Red Nightmare (1962, 28 min) Here's the #1 camp classic of anti-Commie films, the one that uses Jack Webb as our guide into a world that combines 1984 with Invasion of the Body Snatchers. The basic idea, that Commies are no longer human beings but automatons dispensing oppressive rhetoric, makes it easier to demonize the enemy. This supposedly was once an hour long and carried a different title ... I wonder if it still exists that way.

Pledge of Allegiance (1971, 7 min) Oxford films. Kids reciting the Pledge of Allegiance begin a visual roundup of citizens displaying flags, marching bands and finally flag-embossed spacecraft flying to the moon, where astronauts plant the stars and stripes really forever. The imagery and sentiment are okay but the flag is treated as a sacred object and not as a symbol for other concepts. Pagan idolatry! Shot in Los Angeles at the Wilton Place School and the County Museum of Art.

A film strip bonus is Our American Heritage by The Reader's Digest, which spells out in about 40 slides the basic virtues of our American system. One of them is that nobody can be arrested and held without trial or explanation. It's followed by a picture of a medieval prisoner with the caption, "prisoners used to be imprisoned for months or even years, without knowing why." When a reactionary mag like The Reader's Digest is telling us that our policies have gone too far, I think it's significant.

Religion and Patriotism aren't the laugh riot that were the earlier entries in the Educational Archives, but they're a treasure trove of prime-source film documentation of historical attitudes and trends. Of excellent help are the on-screen notes provided by Skip Eisenheimer, explaining what is known about the source, intent, and impact of the films without jumping to subjective conclusions, as Savant has taken the liberty of doing above. Hopefully the purchasers who buy these two separate discs to get Red Nightmare and Duck and Cover will investigate some of the others as well.


Fantoma's discs of Religion and Patriotism are a collection of surviving prints of old movies that were never considered candidates for archival preservation: they're Ephemeral Films, a name that archivist Rick Prelinger (a contributor) coined. Therefore, many of them are just as faded or scratched as they were when we saw them in school, run ragged through 16mm projectors.

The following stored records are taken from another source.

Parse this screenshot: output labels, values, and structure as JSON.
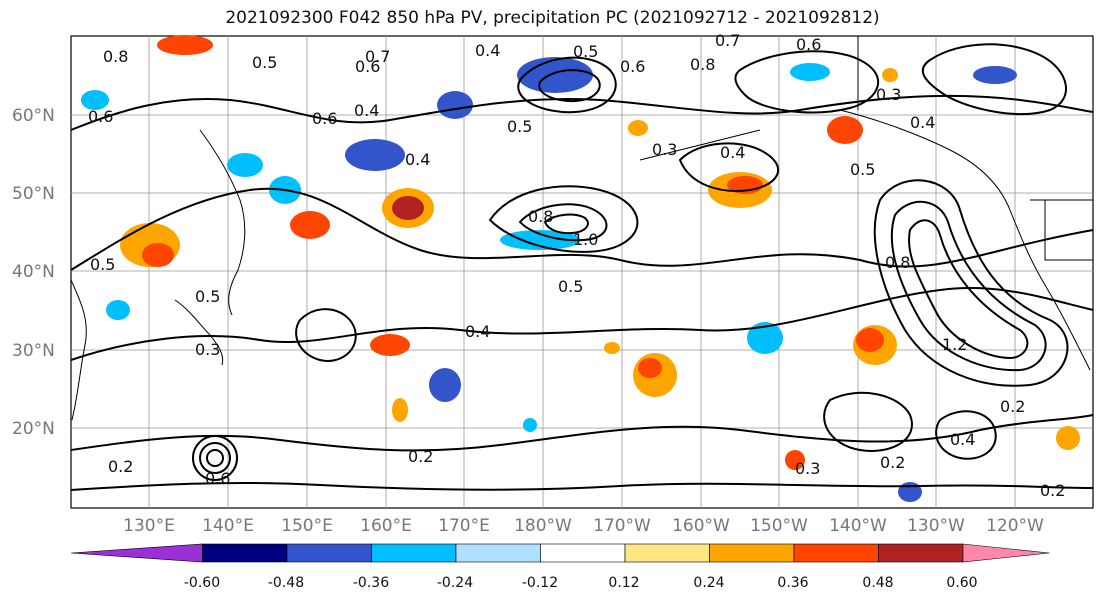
{
  "title": "2021092300 F042 850 hPa PV, precipitation PC (2021092712 - 2021092812)",
  "lat_labels": [
    "60°N",
    "50°N",
    "40°N",
    "30°N",
    "20°N"
  ],
  "lon_labels": [
    "130°E",
    "140°E",
    "150°E",
    "160°E",
    "170°E",
    "180°W",
    "170°W",
    "160°W",
    "150°W",
    "140°W",
    "130°W",
    "120°W"
  ],
  "colorbar": {
    "colors": [
      "#9b30d6",
      "#00007f",
      "#3355cc",
      "#00bfff",
      "#b0e0ff",
      "#ffffff",
      "#ffe680",
      "#ffa500",
      "#ff4500",
      "#b22222",
      "#ff88aa"
    ],
    "tick_labels": [
      "-0.60",
      "-0.48",
      "-0.36",
      "-0.24",
      "-0.12",
      "0.12",
      "0.24",
      "0.36",
      "0.48",
      "0.60"
    ]
  },
  "contour_labels": [
    "0.8",
    "0.5",
    "0.7",
    "0.6",
    "0.4",
    "0.5",
    "0.6",
    "0.8",
    "0.7",
    "0.6",
    "0.6",
    "0.6",
    "0.4",
    "0.5",
    "0.3",
    "0.4",
    "0.5",
    "0.8",
    "1.0",
    "0.5",
    "0.4",
    "0.3",
    "0.4",
    "0.5",
    "0.8",
    "1.2",
    "0.2",
    "0.3",
    "0.2",
    "0.2",
    "0.6",
    "0.2",
    "0.4",
    "0.2",
    "0.3",
    "0.5",
    "0.4"
  ]
}
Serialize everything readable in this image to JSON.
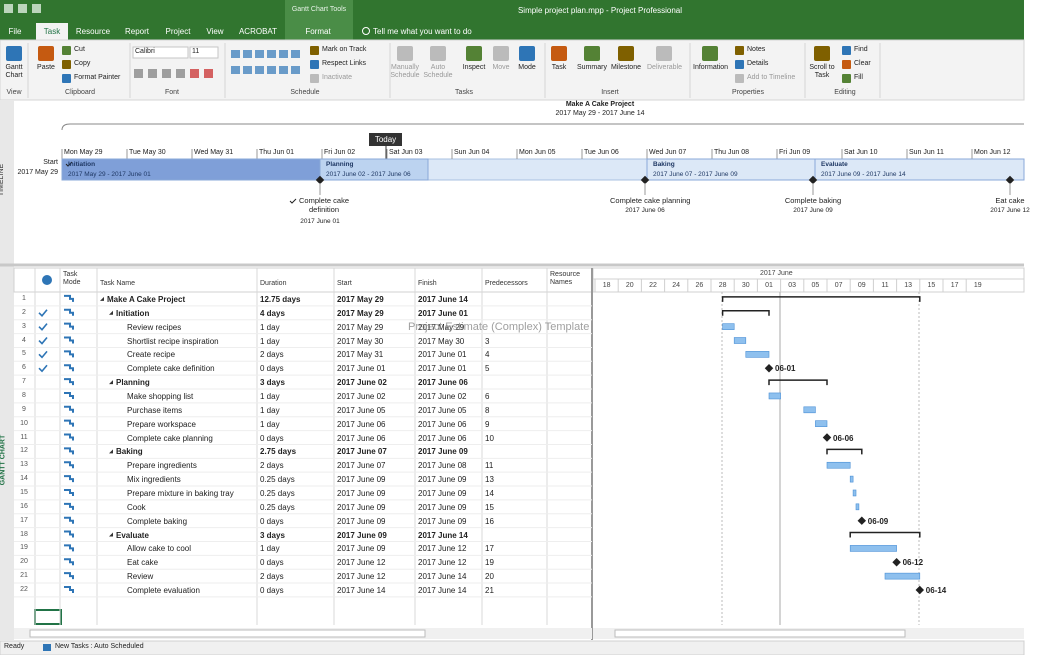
{
  "title_bar": {
    "context_tab": "Gantt Chart Tools",
    "title": "Simple project plan.mpp - Project Professional"
  },
  "tabs": [
    "File",
    "Task",
    "Resource",
    "Report",
    "Project",
    "View",
    "ACROBAT",
    "Format"
  ],
  "tell_me": "Tell me what you want to do",
  "ribbon": [
    {
      "group": "View",
      "buttons": [
        "Gantt Chart"
      ]
    },
    {
      "group": "Clipboard",
      "buttons": [
        "Paste",
        "Cut",
        "Copy",
        "Format Painter"
      ]
    },
    {
      "group": "Font",
      "buttons": [
        "Calibri",
        "11"
      ]
    },
    {
      "group": "Schedule",
      "buttons": [
        "Mark on Track",
        "Respect Links",
        "Inactivate"
      ]
    },
    {
      "group": "Tasks",
      "buttons": [
        "Manually Schedule",
        "Auto Schedule",
        "Inspect",
        "Move",
        "Mode"
      ]
    },
    {
      "group": "Insert",
      "buttons": [
        "Task",
        "Summary",
        "Milestone",
        "Deliverable"
      ]
    },
    {
      "group": "Properties",
      "buttons": [
        "Information",
        "Notes",
        "Details",
        "Add to Timeline"
      ]
    },
    {
      "group": "Editing",
      "buttons": [
        "Scroll to Task",
        "Find",
        "Clear",
        "Fill"
      ]
    }
  ],
  "side_labels": {
    "timeline": "TIMELINE",
    "gantt": "GANTT CHART"
  },
  "timeline": {
    "title": "Make A Cake Project",
    "range": "2017 May 29 - 2017 June 14",
    "start_label": "Start",
    "start_date": "2017 May 29",
    "today": "Today",
    "dates": [
      "Mon May 29",
      "Tue May 30",
      "Wed May 31",
      "Thu Jun 01",
      "Fri Jun 02",
      "Sat Jun 03",
      "Sun Jun 04",
      "Mon Jun 05",
      "Tue Jun 06",
      "Wed Jun 07",
      "Thu Jun 08",
      "Fri Jun 09",
      "Sat Jun 10",
      "Sun Jun 11",
      "Mon Jun 12"
    ],
    "bars": [
      {
        "name": "Initiation",
        "range": "2017 May 29 - 2017 June 01"
      },
      {
        "name": "Planning",
        "range": "2017 June 02 - 2017 June 06"
      },
      {
        "name": "Baking",
        "range": "2017 June 07 - 2017 June 09"
      },
      {
        "name": "Evaluate",
        "range": "2017 June 09 - 2017 June 14"
      }
    ],
    "milestones": [
      {
        "name": "Complete cake definition",
        "date": "2017 June 01"
      },
      {
        "name": "Complete cake planning",
        "date": "2017 June 06"
      },
      {
        "name": "Complete baking",
        "date": "2017 June 09"
      },
      {
        "name": "Eat cake",
        "date": "2017 June 12"
      }
    ]
  },
  "table": {
    "columns": [
      "Task Mode",
      "Task Name",
      "Duration",
      "Start",
      "Finish",
      "Predecessors",
      "Resource Names"
    ],
    "rows": [
      {
        "id": 1,
        "level": 0,
        "name": "Make A Cake Project",
        "duration": "12.75 days",
        "start": "2017 May 29",
        "finish": "2017 June 14"
      },
      {
        "id": 2,
        "level": 1,
        "complete": true,
        "name": "Initiation",
        "duration": "4 days",
        "start": "2017 May 29",
        "finish": "2017 June 01"
      },
      {
        "id": 3,
        "level": 2,
        "complete": true,
        "name": "Review recipes",
        "duration": "1 day",
        "start": "2017 May 29",
        "finish": "2017 May 29"
      },
      {
        "id": 4,
        "level": 2,
        "complete": true,
        "name": "Shortlist recipe inspiration",
        "duration": "1 day",
        "start": "2017 May 30",
        "finish": "2017 May 30",
        "predecessors": "3"
      },
      {
        "id": 5,
        "level": 2,
        "complete": true,
        "name": "Create recipe",
        "duration": "2 days",
        "start": "2017 May 31",
        "finish": "2017 June 01",
        "predecessors": "4"
      },
      {
        "id": 6,
        "level": 2,
        "complete": true,
        "name": "Complete cake definition",
        "duration": "0 days",
        "start": "2017 June 01",
        "finish": "2017 June 01",
        "predecessors": "5",
        "bar_label": "06-01"
      },
      {
        "id": 7,
        "level": 1,
        "name": "Planning",
        "duration": "3 days",
        "start": "2017 June 02",
        "finish": "2017 June 06"
      },
      {
        "id": 8,
        "level": 2,
        "name": "Make shopping list",
        "duration": "1 day",
        "start": "2017 June 02",
        "finish": "2017 June 02",
        "predecessors": "6"
      },
      {
        "id": 9,
        "level": 2,
        "name": "Purchase items",
        "duration": "1 day",
        "start": "2017 June 05",
        "finish": "2017 June 05",
        "predecessors": "8"
      },
      {
        "id": 10,
        "level": 2,
        "name": "Prepare workspace",
        "duration": "1 day",
        "start": "2017 June 06",
        "finish": "2017 June 06",
        "predecessors": "9"
      },
      {
        "id": 11,
        "level": 2,
        "name": "Complete cake planning",
        "duration": "0 days",
        "start": "2017 June 06",
        "finish": "2017 June 06",
        "predecessors": "10",
        "bar_label": "06-06"
      },
      {
        "id": 12,
        "level": 1,
        "name": "Baking",
        "duration": "2.75 days",
        "start": "2017 June 07",
        "finish": "2017 June 09"
      },
      {
        "id": 13,
        "level": 2,
        "name": "Prepare ingredients",
        "duration": "2 days",
        "start": "2017 June 07",
        "finish": "2017 June 08",
        "predecessors": "11"
      },
      {
        "id": 14,
        "level": 2,
        "name": "Mix ingredients",
        "duration": "0.25 days",
        "start": "2017 June 09",
        "finish": "2017 June 09",
        "predecessors": "13"
      },
      {
        "id": 15,
        "level": 2,
        "name": "Prepare mixture in baking tray",
        "duration": "0.25 days",
        "start": "2017 June 09",
        "finish": "2017 June 09",
        "predecessors": "14"
      },
      {
        "id": 16,
        "level": 2,
        "name": "Cook",
        "duration": "0.25 days",
        "start": "2017 June 09",
        "finish": "2017 June 09",
        "predecessors": "15"
      },
      {
        "id": 17,
        "level": 2,
        "name": "Complete baking",
        "duration": "0 days",
        "start": "2017 June 09",
        "finish": "2017 June 09",
        "predecessors": "16",
        "bar_label": "06-09"
      },
      {
        "id": 18,
        "level": 1,
        "name": "Evaluate",
        "duration": "3 days",
        "start": "2017 June 09",
        "finish": "2017 June 14"
      },
      {
        "id": 19,
        "level": 2,
        "name": "Allow cake to cool",
        "duration": "1 day",
        "start": "2017 June 09",
        "finish": "2017 June 12",
        "predecessors": "17"
      },
      {
        "id": 20,
        "level": 2,
        "name": "Eat cake",
        "duration": "0 days",
        "start": "2017 June 12",
        "finish": "2017 June 12",
        "predecessors": "19",
        "bar_label": "06-12"
      },
      {
        "id": 21,
        "level": 2,
        "name": "Review",
        "duration": "2 days",
        "start": "2017 June 12",
        "finish": "2017 June 14",
        "predecessors": "20"
      },
      {
        "id": 22,
        "level": 2,
        "name": "Complete evaluation",
        "duration": "0 days",
        "start": "2017 June 14",
        "finish": "2017 June 14",
        "predecessors": "21",
        "bar_label": "06-14"
      }
    ]
  },
  "gantt": {
    "month": "2017 June",
    "days": [
      "18",
      "20",
      "22",
      "24",
      "26",
      "28",
      "30",
      "01",
      "03",
      "05",
      "07",
      "09",
      "11",
      "13",
      "15",
      "17",
      "19"
    ]
  },
  "watermark": "Project Estimate (Complex) Template",
  "status_bar": {
    "state": "Ready",
    "mode": "New Tasks : Auto Scheduled"
  }
}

Although none is in pristine condition, all are intact. Comparing their sometimes icky color and lo-fi sound to more adequately preserved films isn't at all fair. Once again, Fantoma deserves kudos for packaging these unique films so creatively.


On a scale of Excellent, Good, Fair, and Poor, the separate releases
Religon and Patriotism rate:
Short subjects: Excellent
Video: Excellent, it's the film prints transferred that vary from worn to really, really worn.
Sound: 16mm optical tracks, not exactly sonic perfection, admittedly.